Just as IoT covers a wide variety of use cases, it also poses a broad range of data management challenges. One of the primary considerations should, therefore, be around how to ensure ‘things’ are protected from hackers. Equally, because of the distributed nature of some devices, network bandwidth considerations and communication protocols need to be properly evaluated.

4 – Data ethics is more than compliance with regulation; think about giving customers both transparency and value

At the very least, organizations will need to satisfy existing regulations relating to data privacy, which for multi-nationals involves complying with a complex matrix of obligations affecting different jurisdictions.  

It is also about client consent and transparency, however. Customers are more likely to provide consent to organizations that they trust. That trust is often reinforced when a company can add value to the user’s experience. Modern digital titans (like Apple, Amazon, Netflix and Google) have done a good job at demonstrating value by carefully studying and modeling users’ behavior to present them with more relevant advertising, product,ac or viewing suggestions. A newer wave of companies (such as Airbnb and Uber) have used data and technology to connect new sources of supply (peoples’ spare rooms or those who want to earn money by providing rides) with demand for those services. Just as demonstrating value is of paramount importance to elicit consent, breaches of trust can be equally catastrophic.

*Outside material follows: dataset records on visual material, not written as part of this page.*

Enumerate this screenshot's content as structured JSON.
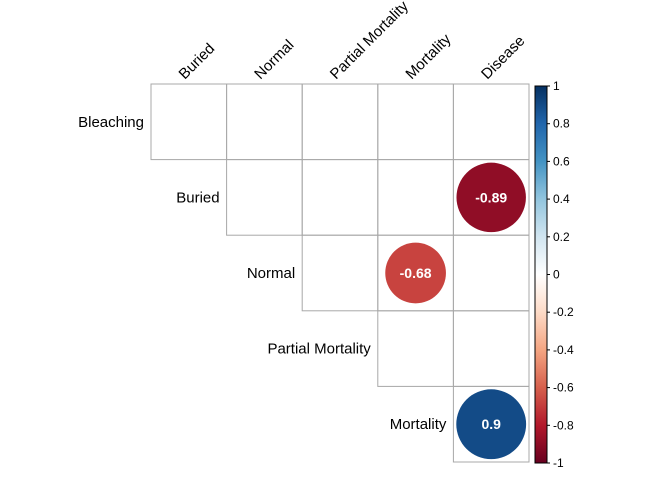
{
  "chart_data": {
    "type": "heatmap",
    "title": "",
    "rows": [
      "Bleaching",
      "Buried",
      "Normal",
      "Partial Mortality",
      "Mortality"
    ],
    "columns": [
      "Buried",
      "Normal",
      "Partial Mortality",
      "Mortality",
      "Disease"
    ],
    "cells": [
      {
        "row": "Buried",
        "column": "Disease",
        "value": -0.89,
        "label": "-0.89"
      },
      {
        "row": "Normal",
        "column": "Mortality",
        "value": -0.68,
        "label": "-0.68"
      },
      {
        "row": "Mortality",
        "column": "Disease",
        "value": 0.9,
        "label": "0.9"
      }
    ],
    "legend": {
      "range": [
        -1,
        1
      ],
      "ticks": [
        "1",
        "0.8",
        "0.6",
        "0.4",
        "0.2",
        "0",
        "-0.2",
        "-0.4",
        "-0.6",
        "-0.8",
        "-1"
      ],
      "placement": "right",
      "colors": [
        "#67001F",
        "#B2182B",
        "#D6604D",
        "#F4A582",
        "#FDDBC7",
        "#FFFFFF",
        "#D1E5F0",
        "#92C5DE",
        "#4393C3",
        "#2166AC",
        "#053061"
      ]
    },
    "layout": "upper-triangle",
    "grid": true
  }
}
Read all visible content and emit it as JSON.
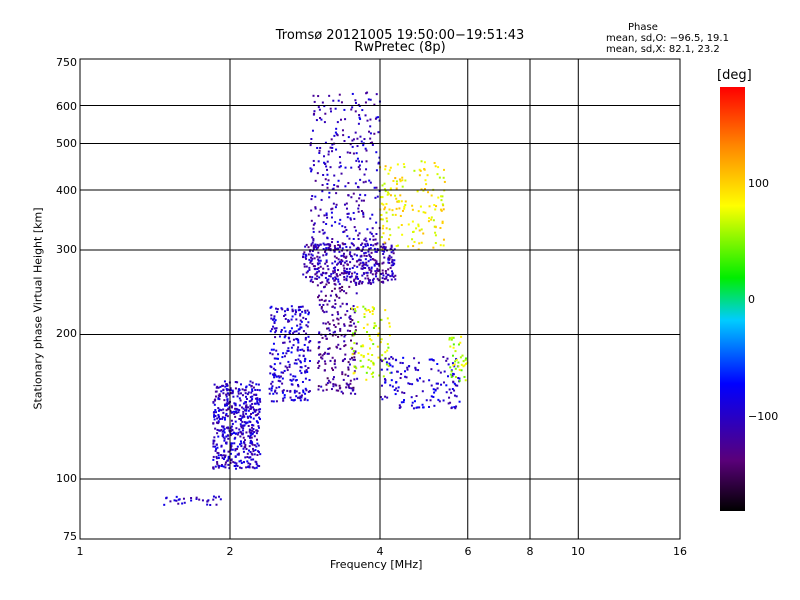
{
  "chart_data": {
    "type": "scatter",
    "title": "Tromsø 20121005 19:50:00−19:51:43",
    "subtitle": "RwPretec (8p)",
    "xlabel": "Frequency [MHz]",
    "ylabel": "Stationary phase Virtual Height [km]",
    "x_scale": "log",
    "y_scale": "log",
    "xlim": [
      1,
      16
    ],
    "ylim": [
      75,
      750
    ],
    "x_ticks": [
      "1",
      "2",
      "4",
      "6",
      "8",
      "10",
      "16"
    ],
    "y_ticks": [
      "750",
      "600",
      "500",
      "400",
      "300",
      "200",
      "100",
      "75"
    ],
    "grid": true,
    "phase_legend": {
      "title": "Phase",
      "line_o": "mean, sd,O:  −96.5, 19.1",
      "line_x": "mean, sd,X:  82.1, 23.2"
    },
    "colorbar": {
      "unit": "[deg]",
      "ticks": [
        "100",
        "0",
        "−100"
      ],
      "range": [
        -180,
        180
      ],
      "colormap": "rainbow"
    },
    "clusters": [
      {
        "x": [
          1.85,
          2.3
        ],
        "y": [
          105,
          160
        ],
        "phase": -100,
        "n": 500
      },
      {
        "x": [
          2.4,
          2.9
        ],
        "y": [
          145,
          230
        ],
        "phase": -95,
        "n": 260
      },
      {
        "x": [
          2.8,
          4.3
        ],
        "y": [
          255,
          310
        ],
        "phase": -110,
        "n": 420
      },
      {
        "x": [
          2.9,
          4.0
        ],
        "y": [
          310,
          640
        ],
        "phase": -105,
        "n": 280
      },
      {
        "x": [
          3.0,
          3.6
        ],
        "y": [
          150,
          260
        ],
        "phase": -125,
        "n": 220
      },
      {
        "x": [
          4.0,
          5.4
        ],
        "y": [
          300,
          460
        ],
        "phase": 85,
        "n": 160
      },
      {
        "x": [
          3.5,
          4.2
        ],
        "y": [
          160,
          230
        ],
        "phase": 70,
        "n": 90
      },
      {
        "x": [
          4.0,
          5.8
        ],
        "y": [
          140,
          180
        ],
        "phase": -95,
        "n": 150
      },
      {
        "x": [
          5.5,
          6.0
        ],
        "y": [
          160,
          200
        ],
        "phase": 60,
        "n": 40
      },
      {
        "x": [
          1.45,
          1.95
        ],
        "y": [
          88,
          92
        ],
        "phase": -100,
        "n": 30
      }
    ]
  }
}
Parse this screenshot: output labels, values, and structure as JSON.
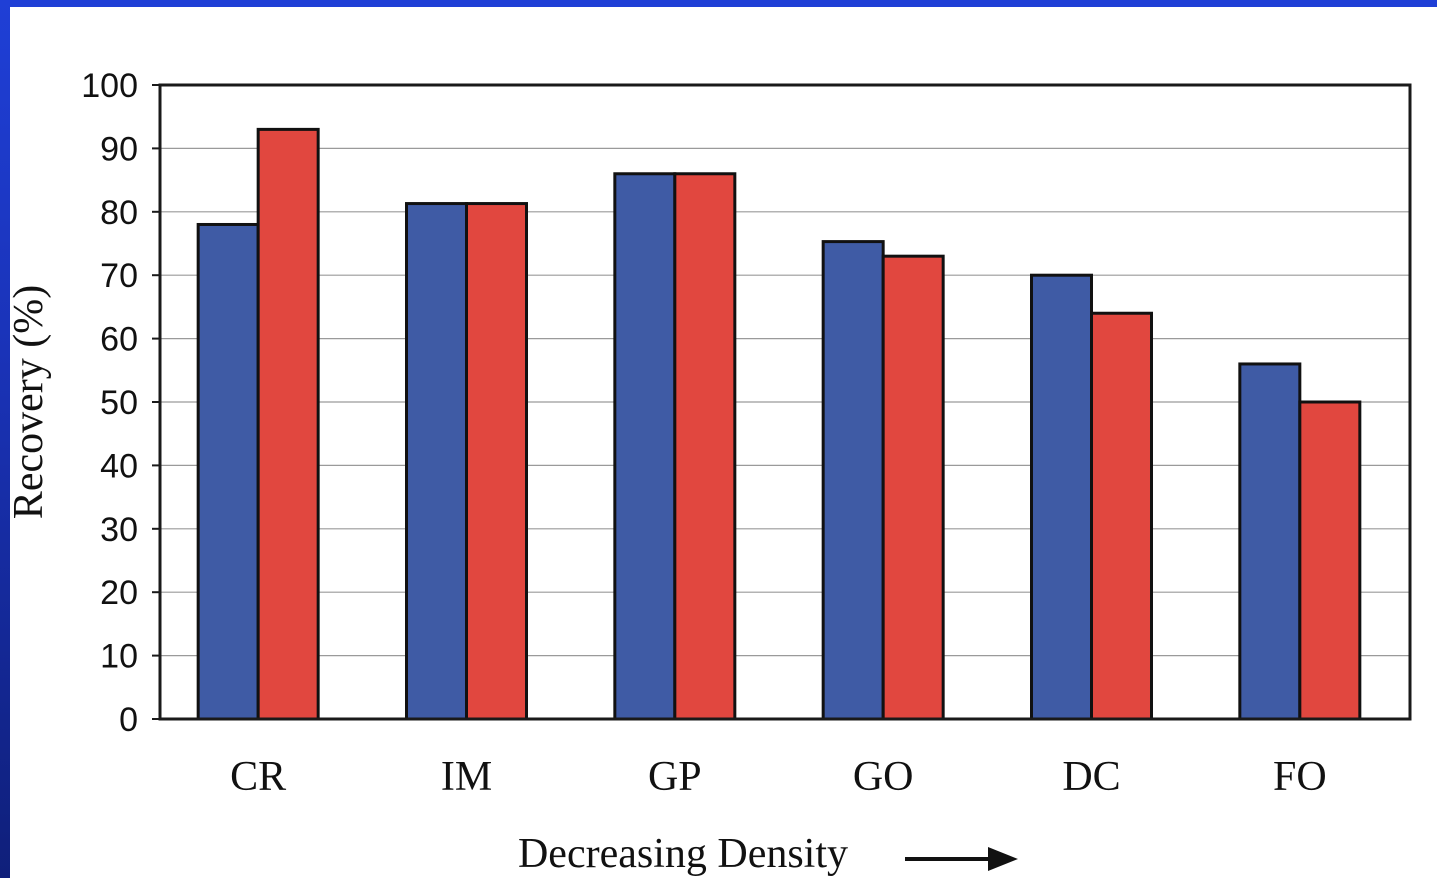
{
  "chart_data": {
    "type": "bar",
    "categories": [
      "CR",
      "IM",
      "GP",
      "GO",
      "DC",
      "FO"
    ],
    "series": [
      {
        "values": [
          78,
          81.3,
          86,
          75.3,
          70,
          56
        ],
        "color": "#3f5ba5"
      },
      {
        "values": [
          93,
          81.3,
          86,
          73,
          64,
          50
        ],
        "color": "#e1473f"
      }
    ],
    "ylim": [
      0,
      100
    ],
    "yticks": [
      0,
      10,
      20,
      30,
      40,
      50,
      60,
      70,
      80,
      90,
      100
    ],
    "ylabel": "Recovery (%)",
    "xlabel": "Decreasing Density",
    "grid": true,
    "legend": false,
    "xlabel_arrow": "right-arrow"
  }
}
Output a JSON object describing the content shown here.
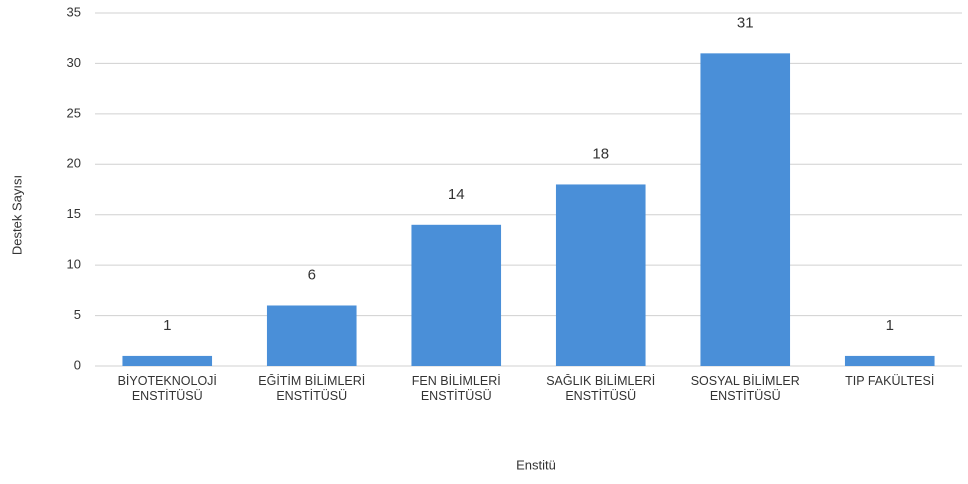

5 – Get your organization behind you; responsibility may lie with you as the CDO but success will depend on company-wide change

True digital transformation requires cooperation from across the entire organization. A single person may be charged with defining a company’s digital strategy, but it will take agreement from across the organization to execute against that strategy.

Many digital transformation projects require organizations to break down data silos, which in turn will require support from business units that own those silos. Others may require setting up new businesses and/or adopting new practices, which could be seen as threats to established operations if not handled carefully. CDOs must do more than simply sprinkle data and analytics over an existing organizational structure.